En la actualidad, de acuerdo a los cambios introducidos por Juan Pablo II en 1996 (Universi Dominici Gregis), más otros debidos a Benedicto XVI, bastan los dos tercios de los votos, pudiendo realizarse un máximo de 34 vueltas electorales. Si en ese momento aún no hay un ganador, se realiza un desempate entre las dos personas con mayor número de votos, manteniendo la regla de los dos tercios. El número actual de cardenales con derecho a voto fluctúa alrededor de los 135; además, no hay que olvidar la estricta observancia del secreto a la que están obligados los cardenales participantes en el proceso.

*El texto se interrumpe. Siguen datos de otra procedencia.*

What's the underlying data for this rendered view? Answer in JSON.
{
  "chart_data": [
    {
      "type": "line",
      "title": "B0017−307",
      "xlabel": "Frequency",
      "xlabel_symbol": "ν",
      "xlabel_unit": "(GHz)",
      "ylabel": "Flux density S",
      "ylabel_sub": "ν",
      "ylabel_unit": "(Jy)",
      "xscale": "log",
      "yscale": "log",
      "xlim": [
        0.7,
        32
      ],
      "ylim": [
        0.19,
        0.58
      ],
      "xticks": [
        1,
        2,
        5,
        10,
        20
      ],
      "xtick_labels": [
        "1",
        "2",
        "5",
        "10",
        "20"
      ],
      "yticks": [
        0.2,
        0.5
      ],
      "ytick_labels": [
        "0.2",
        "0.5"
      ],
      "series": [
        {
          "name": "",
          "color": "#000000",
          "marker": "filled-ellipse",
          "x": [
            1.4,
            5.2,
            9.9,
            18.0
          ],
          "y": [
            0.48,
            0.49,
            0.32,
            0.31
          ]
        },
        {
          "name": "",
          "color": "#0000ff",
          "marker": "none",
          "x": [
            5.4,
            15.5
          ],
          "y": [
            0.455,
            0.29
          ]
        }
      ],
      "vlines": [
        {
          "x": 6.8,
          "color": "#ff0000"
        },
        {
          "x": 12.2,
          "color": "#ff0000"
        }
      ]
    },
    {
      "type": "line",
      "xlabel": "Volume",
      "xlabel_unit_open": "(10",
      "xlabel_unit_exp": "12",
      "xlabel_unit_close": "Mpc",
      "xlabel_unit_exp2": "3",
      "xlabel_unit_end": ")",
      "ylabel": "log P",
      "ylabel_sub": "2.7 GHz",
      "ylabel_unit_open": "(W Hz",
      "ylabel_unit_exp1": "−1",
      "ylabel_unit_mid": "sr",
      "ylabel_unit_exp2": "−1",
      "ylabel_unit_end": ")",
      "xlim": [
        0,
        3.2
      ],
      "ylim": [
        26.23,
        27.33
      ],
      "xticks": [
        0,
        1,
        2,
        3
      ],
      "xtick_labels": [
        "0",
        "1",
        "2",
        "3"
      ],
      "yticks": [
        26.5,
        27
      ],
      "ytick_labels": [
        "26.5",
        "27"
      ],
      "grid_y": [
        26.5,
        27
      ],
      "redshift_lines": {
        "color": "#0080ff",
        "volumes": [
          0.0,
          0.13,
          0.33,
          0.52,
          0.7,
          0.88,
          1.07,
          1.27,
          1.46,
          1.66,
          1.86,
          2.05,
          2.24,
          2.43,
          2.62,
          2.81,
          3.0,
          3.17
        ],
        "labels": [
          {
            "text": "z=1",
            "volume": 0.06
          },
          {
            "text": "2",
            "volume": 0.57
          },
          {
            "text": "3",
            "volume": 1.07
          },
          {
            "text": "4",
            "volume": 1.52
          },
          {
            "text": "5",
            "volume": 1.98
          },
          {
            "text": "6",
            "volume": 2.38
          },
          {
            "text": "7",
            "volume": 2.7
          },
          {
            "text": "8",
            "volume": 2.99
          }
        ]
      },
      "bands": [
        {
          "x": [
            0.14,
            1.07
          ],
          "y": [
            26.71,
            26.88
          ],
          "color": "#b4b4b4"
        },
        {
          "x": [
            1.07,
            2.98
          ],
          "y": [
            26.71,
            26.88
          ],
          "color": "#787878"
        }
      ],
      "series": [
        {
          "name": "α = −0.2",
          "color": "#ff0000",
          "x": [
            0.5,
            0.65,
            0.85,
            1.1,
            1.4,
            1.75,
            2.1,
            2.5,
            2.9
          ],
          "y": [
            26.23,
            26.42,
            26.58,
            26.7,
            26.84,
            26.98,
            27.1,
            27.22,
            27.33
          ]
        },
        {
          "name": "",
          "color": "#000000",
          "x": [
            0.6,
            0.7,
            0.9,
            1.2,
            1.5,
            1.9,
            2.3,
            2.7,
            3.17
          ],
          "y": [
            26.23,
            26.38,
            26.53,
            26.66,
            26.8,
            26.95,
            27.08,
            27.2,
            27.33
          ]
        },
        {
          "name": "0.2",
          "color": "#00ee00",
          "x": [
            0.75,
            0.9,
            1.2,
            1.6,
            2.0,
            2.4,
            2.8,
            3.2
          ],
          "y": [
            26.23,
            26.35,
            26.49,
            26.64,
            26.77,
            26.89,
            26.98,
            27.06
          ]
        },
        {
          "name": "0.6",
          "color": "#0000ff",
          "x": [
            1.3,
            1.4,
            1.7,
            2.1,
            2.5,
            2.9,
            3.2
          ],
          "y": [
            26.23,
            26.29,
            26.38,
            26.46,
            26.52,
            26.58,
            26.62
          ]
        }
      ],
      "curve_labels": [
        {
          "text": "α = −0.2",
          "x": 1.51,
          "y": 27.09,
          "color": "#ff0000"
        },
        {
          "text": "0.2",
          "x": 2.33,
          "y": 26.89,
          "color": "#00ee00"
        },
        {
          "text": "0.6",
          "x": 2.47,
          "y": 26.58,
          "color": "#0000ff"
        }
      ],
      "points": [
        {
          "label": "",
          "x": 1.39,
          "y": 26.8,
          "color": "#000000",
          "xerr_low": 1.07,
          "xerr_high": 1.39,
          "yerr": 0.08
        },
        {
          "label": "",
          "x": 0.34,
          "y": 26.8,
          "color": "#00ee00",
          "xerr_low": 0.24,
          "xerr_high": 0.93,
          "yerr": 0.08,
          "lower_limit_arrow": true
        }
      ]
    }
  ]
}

Desde hace muchos años ya no ha habido ningún “problema postelectoral” en un cónclave papal: la elección es un asunto en el que ya, al parecer, se ha logrado dejar fuera a las pretensiones ajenas al gobierno de la Iglesia de influir, manipular o alterar los resultados del proceso. Es por ello que la única razón que al parecer puede tener el público en general para seguir con emoción y aún con nerviosismo los trabajos de un cónclave –como en el que estamos próximos a vivir-, es por la natural curiosidad y por el interés de saber quién será el próximo Pontífice. Esta situación dista mucho de la que antes se presentaba, cuando el mundo era testigo atónito de las luchas a veces despiadadas, feroces, abiertas y prolongadas entre emperadores, reyes, familias adineradas, bloques nacionales, sicarios, cortesanas, papas y antipapas.